Durante o período de um ano, o prefeito de um município do estado do Maranhão utilizou, em proveito próprio, quatro computadores de última geração, de propriedade da prefeitura, que haviam sido adquiridos para uso da Secretaria de Educação. Durante todo esse período, tais equipamentos foram utilizados por ele e sua família. Nessa situação hipotética, a conduta do prefeito
- A)é atípica.
Errada, porque a conduta é típica no Decreto-Lei 201/1967, que pune o uso indevido de bem público pelo prefeito.
- B)configura peculato.
Errada, porque não se trata do peculato do Código Penal em sentido estrito, mas de tipo penal especial do Decreto-Lei 201/1967.
- C)configura uma forma de peculato de uso prevista no Decretolei n.º 201/1967.
Certa, pois o art. 1º, II, do Decreto-Lei 201/1967 tipifica a utilização indevida, em proveito próprio ou alheio, de bens públicos pelo prefeito.
- D)configura corrupção passiva.
Errada, porque corrupção passiva exige solicitar, receber ou aceitar vantagem indevida, o que não é o núcleo da conduta narrada.
- E)configura excesso de exação.
Errada, porque excesso de exação é crime ligado à cobrança indevida de tributo, totalmente diferente do uso de computadores da prefeitura.
Gabarito: C
Aqui a palavra-chave é "prefeito". Para o cidadão comum, o chamado peculato de uso costuma ser tratado como conduta atípica no Código Penal, porque o CP pune o desvio ou a subtração, mas não traz, em regra, a simples utilização temporária do bem público.
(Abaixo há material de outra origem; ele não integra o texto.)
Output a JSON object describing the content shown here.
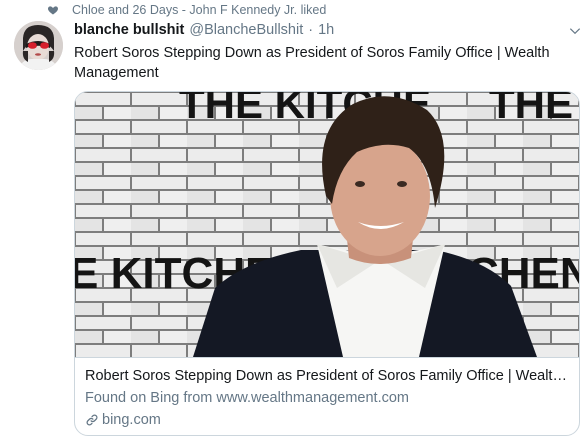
{
  "social_context": {
    "icon": "heart-icon",
    "text": "Chloe and 26 Days - John F Kennedy Jr. liked"
  },
  "tweet": {
    "author_name": "blanche bullshit",
    "handle": "@BlancheBullshit",
    "separator": "·",
    "time": "1h",
    "text": "Robert Soros Stepping Down as President of Soros Family Office | Wealth Management",
    "menu_icon": "chevron-down-icon"
  },
  "card": {
    "image_text_top_left": "THE KITCHE",
    "image_text_top_right": "THE K",
    "image_text_bottom_left": "E KITCHEN",
    "image_text_bottom_right": "CHEN",
    "title": "Robert Soros Stepping Down as President of Soros Family Office | Wealth Management",
    "description": "Found on Bing from www.wealthmanagement.com",
    "domain_icon": "link-icon",
    "domain": "bing.com"
  },
  "colors": {
    "secondary_text": "#657786",
    "primary_text": "#14171a",
    "border": "#ccd6dd"
  }
}
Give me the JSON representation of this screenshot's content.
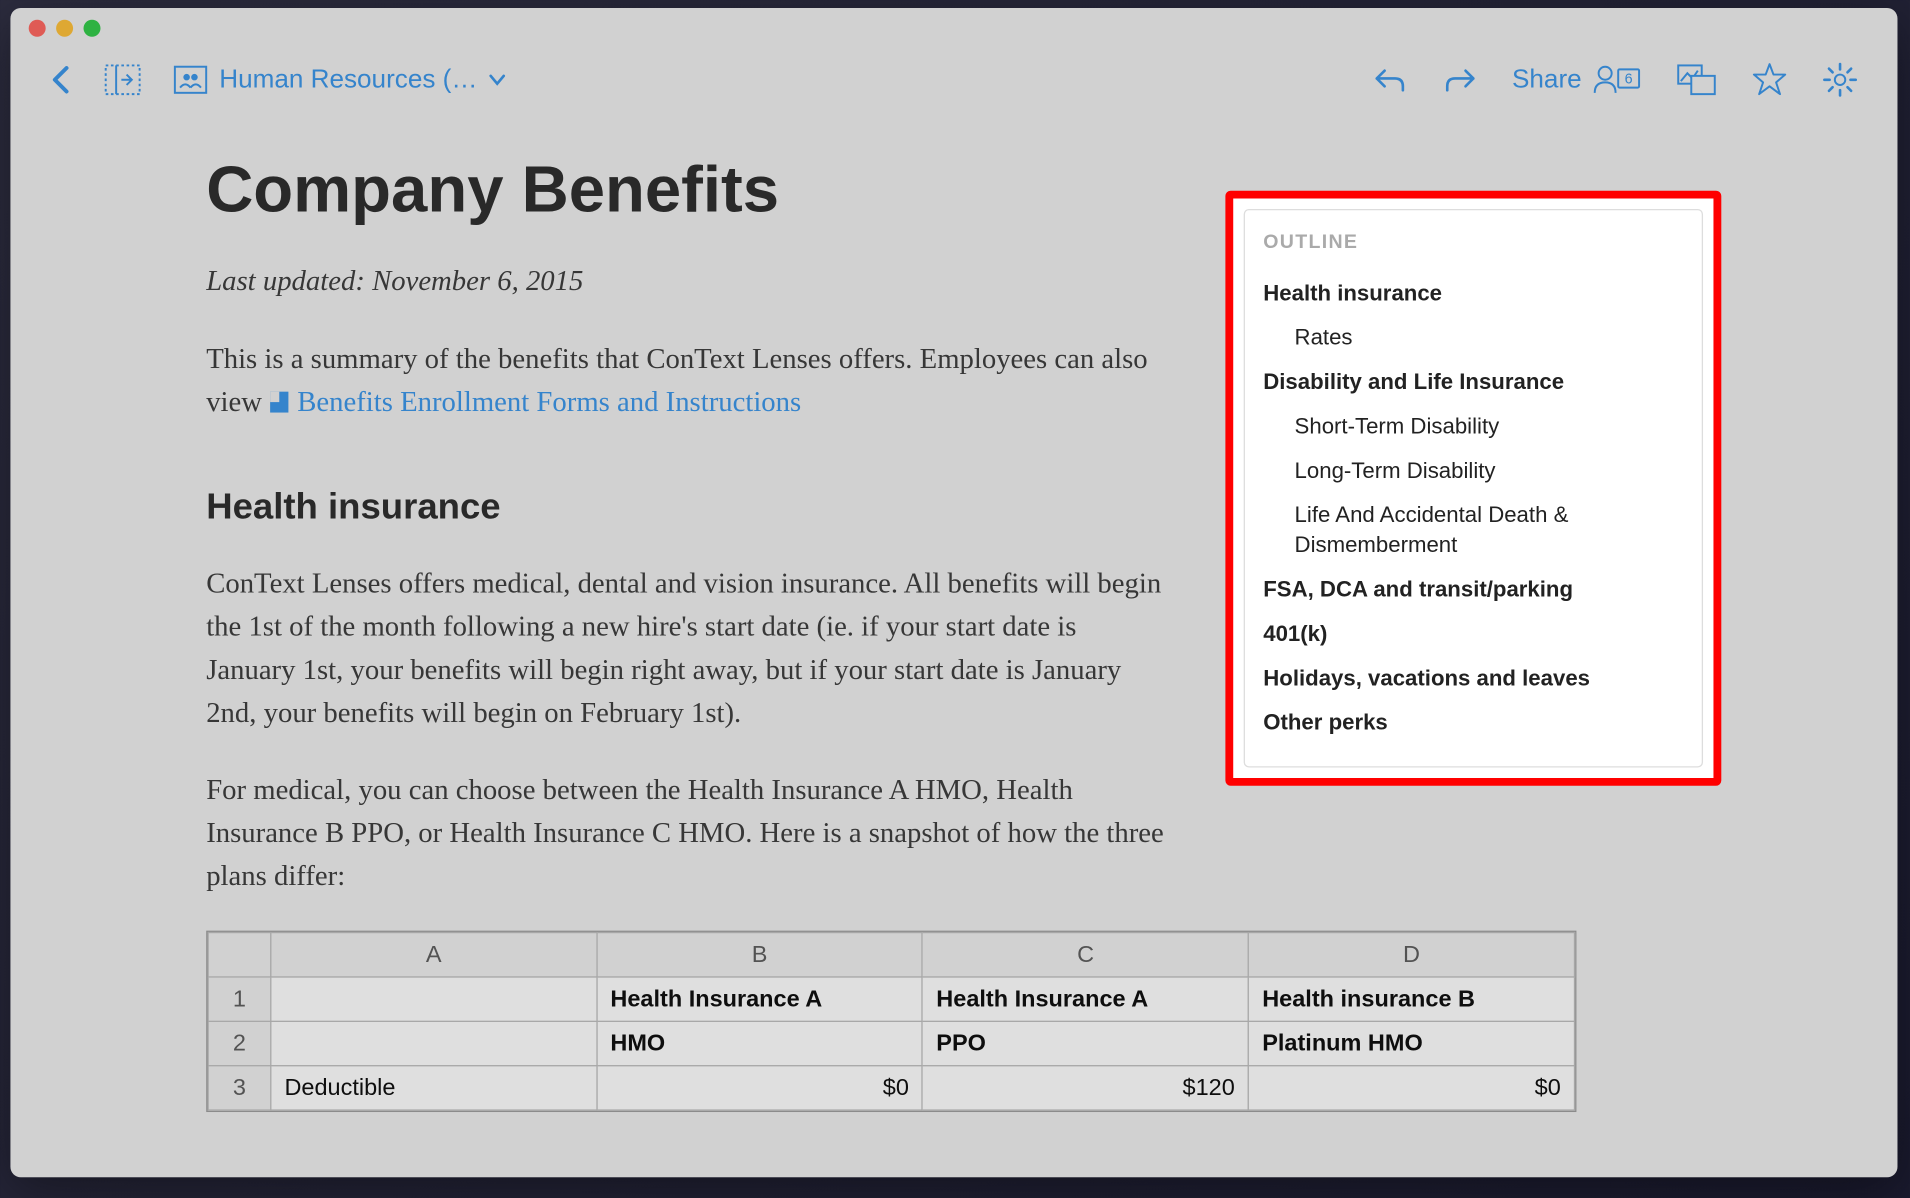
{
  "toolbar": {
    "breadcrumb": "Human Resources (…",
    "share_label": "Share",
    "share_count": "6"
  },
  "document": {
    "title": "Company Benefits",
    "last_updated": "Last updated: November 6, 2015",
    "intro_text_before": "This is a summary of the benefits that ConText Lenses offers. Employees can also view ",
    "intro_link": "Benefits Enrollment Forms and Instructions",
    "section1_heading": "Health insurance",
    "section1_p1": "ConText Lenses offers medical, dental and vision insurance. All benefits will begin the 1st of the month following a new hire's start date (ie. if your start date is January 1st, your benefits will begin right away, but if your start date is January 2nd, your benefits will begin on February 1st).",
    "section1_p2": "For medical, you can choose between the Health Insurance A HMO, Health Insurance B PPO, or Health Insurance C HMO. Here is a snapshot of how the three plans differ:"
  },
  "outline": {
    "title": "OUTLINE",
    "items": [
      {
        "label": "Health insurance",
        "level": 1
      },
      {
        "label": "Rates",
        "level": 2
      },
      {
        "label": "Disability and Life Insurance",
        "level": 1
      },
      {
        "label": "Short-Term Disability",
        "level": 2
      },
      {
        "label": "Long-Term Disability",
        "level": 2
      },
      {
        "label": "Life And Accidental Death & Dismemberment",
        "level": 2
      },
      {
        "label": "FSA, DCA and transit/parking",
        "level": 1
      },
      {
        "label": "401(k)",
        "level": 1
      },
      {
        "label": "Holidays, vacations and leaves",
        "level": 1
      },
      {
        "label": "Other perks",
        "level": 1
      }
    ]
  },
  "chart_data": {
    "type": "table",
    "columns": [
      "A",
      "B",
      "C",
      "D"
    ],
    "rows": [
      {
        "num": "1",
        "A": "",
        "B": "Health Insurance A",
        "C": "Health Insurance A",
        "D": "Health insurance B"
      },
      {
        "num": "2",
        "A": "",
        "B": "HMO",
        "C": "PPO",
        "D": "Platinum HMO"
      },
      {
        "num": "3",
        "A": "Deductible",
        "B": "$0",
        "C": "$120",
        "D": "$0"
      }
    ]
  }
}
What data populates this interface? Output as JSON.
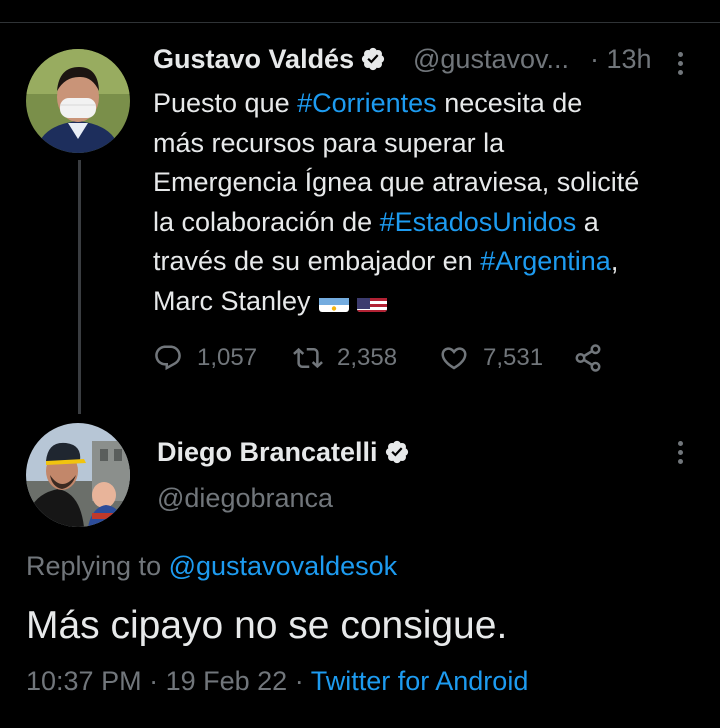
{
  "tweet": {
    "author_name": "Gustavo Valdés",
    "author_handle": "@gustavov...",
    "separator": "·",
    "time": "13h",
    "text_segments": [
      [
        "Puesto que ",
        "#Corrientes",
        " necesita de"
      ],
      [
        "más recursos para superar la"
      ],
      [
        "Emergencia Ígnea que atraviesa, solicité"
      ],
      [
        "la colaboración de ",
        "#EstadosUnidos",
        " a"
      ],
      [
        "través de su embajador en ",
        "#Argentina",
        ","
      ],
      [
        "Marc Stanley"
      ]
    ],
    "flags": [
      "argentina-flag-icon",
      "usa-flag-icon"
    ],
    "stats": {
      "replies": "1,057",
      "retweets": "2,358",
      "likes": "7,531"
    }
  },
  "reply": {
    "author_name": "Diego Brancatelli",
    "author_handle": "@diegobranca",
    "replying_prefix": "Replying to",
    "replying_to": "@gustavovaldesok",
    "text": "Más cipayo no se consigue.",
    "time": "10:37 PM",
    "dot1": "·",
    "date": "19 Feb 22",
    "dot2": "·",
    "source": "Twitter for Android"
  },
  "colors": {
    "background": "#000000",
    "text": "#e7e9ea",
    "muted": "#71767b",
    "link": "#1d9bf0"
  }
}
Só que com prefeito a história muda: o Decreto-Lei 201/1967 criou um tipo penal próprio para isso. O art. 1º, II, do Decreto-Lei 201/1967 pune o prefeito que se utiliza, indevidamente, em proveito próprio ou alheio, de bens, rendas ou serviços públicos. Ou seja, usar computador da prefeitura em benefício pessoal e da família, por longo período, encaixa certinho na descrição legal. Não é só "pegar emprestado" e devolver depois; é uso indevido em proveito próprio. Por isso, o gabarito é a alternativa C. A banca quer que você perceba a diferença entre o tratamento do peculato de uso no Código Penal e a regra especial aplicável ao prefeito no decreto-lei. Em prova, quando aparecer prefeito + bem público + uso em benefício próprio, acenda o alerta do DL 201/1967. Em resumo: para prefeito, esse comportamento não é atípico nem depende de subtração definitiva. Basta a utilização indevida do bem público em proveito próprio ou alheio para caracterizar o crime funcional específico previsto no decreto-lei.